Je crois enfin que nous n'abordons pas lucidement le débat sur l'accès aux origines. Nous renouvelons l'erreur commise il y a quelques décennies quand des psychologues prétendaient que,pour un enfant, savoir qu'il avait été adopté était déconseillé. On sait aujourd'hui que parler la vérité est la meilleure des choses pour éviter une révélation incongrue qui intervient toujours au pire moment. par ailleurs on néglige que la convention des Nations Unies sur les droits de l'enfant donne la réponse : dans l'article 7 précité il est clair que l'enfant doit pourvoir connaître ses parents. "Dans la mesure du possible '" ne peut s'interpréter dans la mesure "où cela est souhaitable" mais "où cela est techniquement ou matériellement possible" car on ne voit pas où serait l'engagement de l'Etat en ratifiant ce texte. Telle était l'analyse faite par le Haut Conseil de la Population et de la Famille en 1989 dans l'avis transmis au secrétaire d'Etat chargé de la Famille. La révélation à un enfant de son histoire peut ou doit s'accompagner d'un appui social comme nous le suggérions voici quelques années et comme l'avancent le Conseil d'Etat et le Conseil Economique et Social dans leurs récents travaux. Il ne semble pas que l'on prenne cette voie. Je le regrette. L'histoire d'un enfant lui appartient autant qu'à ses géniteurs.
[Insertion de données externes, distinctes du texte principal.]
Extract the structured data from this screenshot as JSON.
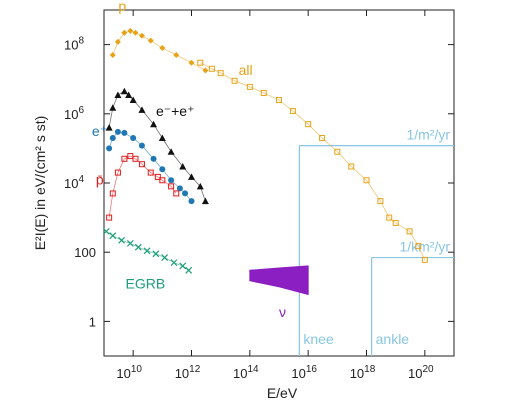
{
  "chart_data": {
    "type": "scatter",
    "title": "",
    "xlabel": "E/eV",
    "ylabel": "E²I(E) in eV/(cm² s st)",
    "x_scale": "log",
    "y_scale": "log",
    "xlim": [
      1000000000.0,
      1e+21
    ],
    "ylim": [
      0.1,
      1000000000.0
    ],
    "grid": false,
    "legend": "none",
    "x_ticks": [
      {
        "value": 10000000000.0,
        "mantissa": "10",
        "exponent": "10"
      },
      {
        "value": 1000000000000.0,
        "mantissa": "10",
        "exponent": "12"
      },
      {
        "value": 100000000000000.0,
        "mantissa": "10",
        "exponent": "14"
      },
      {
        "value": 1e+16,
        "mantissa": "10",
        "exponent": "16"
      },
      {
        "value": 1e+18,
        "mantissa": "10",
        "exponent": "18"
      },
      {
        "value": 1e+20,
        "mantissa": "10",
        "exponent": "20"
      }
    ],
    "y_ticks": [
      {
        "value": 1,
        "text": "1",
        "mantissa": "",
        "exponent": ""
      },
      {
        "value": 100,
        "text": "100",
        "mantissa": "",
        "exponent": ""
      },
      {
        "value": 10000.0,
        "text": "",
        "mantissa": "10",
        "exponent": "4"
      },
      {
        "value": 1000000.0,
        "text": "",
        "mantissa": "10",
        "exponent": "6"
      },
      {
        "value": 100000000.0,
        "text": "",
        "mantissa": "10",
        "exponent": "8"
      }
    ],
    "series": [
      {
        "name": "p",
        "color": "#e8a217",
        "marker": "diamond",
        "x": [
          2000000000.0,
          3000000000.0,
          5000000000.0,
          8000000000.0,
          12000000000.0,
          20000000000.0,
          40000000000.0,
          100000000000.0,
          300000000000.0,
          1000000000000.0,
          3000000000000.0
        ],
        "y": [
          50000000.0,
          120000000.0,
          220000000.0,
          250000000.0,
          220000000.0,
          180000000.0,
          130000000.0,
          80000000.0,
          50000000.0,
          30000000.0,
          18000000.0
        ]
      },
      {
        "name": "all",
        "color": "#e8a217",
        "marker": "square",
        "x": [
          2000000000000.0,
          5000000000000.0,
          10000000000000.0,
          30000000000000.0,
          100000000000000.0,
          300000000000000.0,
          1000000000000000.0,
          3000000000000000.0,
          1e+16,
          3e+16,
          1e+17,
          3e+17,
          1e+18,
          3e+18,
          6e+18,
          1e+19,
          3e+19,
          6e+19,
          1e+20
        ],
        "y": [
          30000000.0,
          20000000.0,
          15000000.0,
          9000000.0,
          6000000.0,
          4000000.0,
          2500000.0,
          1200000.0,
          500000.0,
          200000.0,
          80000.0,
          30000.0,
          12000.0,
          3000,
          1000,
          700,
          400,
          150,
          60
        ]
      },
      {
        "name": "e⁻+e⁺",
        "color": "#111111",
        "marker": "triangle",
        "x": [
          1500000000.0,
          2000000000.0,
          3000000000.0,
          5000000000.0,
          7000000000.0,
          10000000000.0,
          20000000000.0,
          50000000000.0,
          100000000000.0,
          200000000000.0,
          500000000000.0,
          1000000000000.0,
          2000000000000.0,
          3000000000000.0
        ],
        "y": [
          400000.0,
          1500000.0,
          3500000.0,
          4500000.0,
          3500000.0,
          2500000.0,
          1300000.0,
          500000.0,
          200000.0,
          80000.0,
          30000.0,
          15000.0,
          8000,
          3000
        ]
      },
      {
        "name": "e⁺",
        "color": "#1f77b4",
        "marker": "circle",
        "x": [
          1500000000.0,
          2000000000.0,
          3000000000.0,
          5000000000.0,
          10000000000.0,
          20000000000.0,
          50000000000.0,
          100000000000.0,
          200000000000.0,
          400000000000.0,
          600000000000.0,
          1000000000000.0
        ],
        "y": [
          100000.0,
          200000.0,
          300000.0,
          280000.0,
          200000.0,
          120000.0,
          50000.0,
          25000.0,
          12000.0,
          7000,
          5000,
          3000
        ]
      },
      {
        "name": "p̄",
        "color": "#e31a1c",
        "marker": "square",
        "x": [
          1500000000.0,
          2000000000.0,
          3000000000.0,
          5000000000.0,
          8000000000.0,
          12000000000.0,
          20000000000.0,
          40000000000.0,
          70000000000.0,
          100000000000.0,
          200000000000.0,
          300000000000.0
        ],
        "y": [
          1000,
          5000,
          20000.0,
          50000.0,
          60000.0,
          50000.0,
          35000.0,
          20000.0,
          15000.0,
          12000.0,
          8000,
          5000
        ]
      },
      {
        "name": "EGRB",
        "color": "#1b9e77",
        "marker": "cross",
        "x": [
          1200000000.0,
          2000000000.0,
          4000000000.0,
          8000000000.0,
          15000000000.0,
          30000000000.0,
          60000000000.0,
          120000000000.0,
          250000000000.0,
          500000000000.0,
          800000000000.0
        ],
        "y": [
          400,
          300,
          220,
          180,
          140,
          110,
          90,
          70,
          50,
          40,
          30
        ]
      },
      {
        "name": "ν",
        "color": "#8b1fc2",
        "marker": "band",
        "x": [
          100000000000000.0,
          1000000000000000.0,
          1e+16
        ],
        "y_low": [
          15,
          10,
          6
        ],
        "y_high": [
          30,
          35,
          40
        ]
      }
    ],
    "annotations": [
      {
        "text": "1/m²/yr",
        "type": "hline",
        "y": 120000.0,
        "x_from": 5000000000000000.0,
        "color": "#87c6e3"
      },
      {
        "text": "1/km²/yr",
        "type": "hline",
        "y": 70,
        "x_from": 1.5e+18,
        "color": "#87c6e3"
      },
      {
        "text": "knee",
        "type": "vline",
        "x": 5000000000000000.0,
        "color": "#87c6e3"
      },
      {
        "text": "ankle",
        "type": "vline",
        "x": 1.5e+18,
        "color": "#87c6e3"
      }
    ],
    "colors": {
      "axis": "#222222",
      "ref_lines": "#87c6e3"
    }
  }
}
Voilà pourquoi je me réjouis des deux interventions qui nous sont proposées pour comprendre ce que sont ces enfants adoptés et ce qu'ils deviennent à partir d'enquêtes.
Je vous remercie de votre attention pour ces quelques remarques introductives qui je l'espère faciliteront l'appréhension de ce débat. Je renvoie ceux qui souhaiteraient approfondir les quelques pistes que j'ai tracées au dossier documentaire de l'IDEF "L'adoption, une famille pour un enfant".
MercI.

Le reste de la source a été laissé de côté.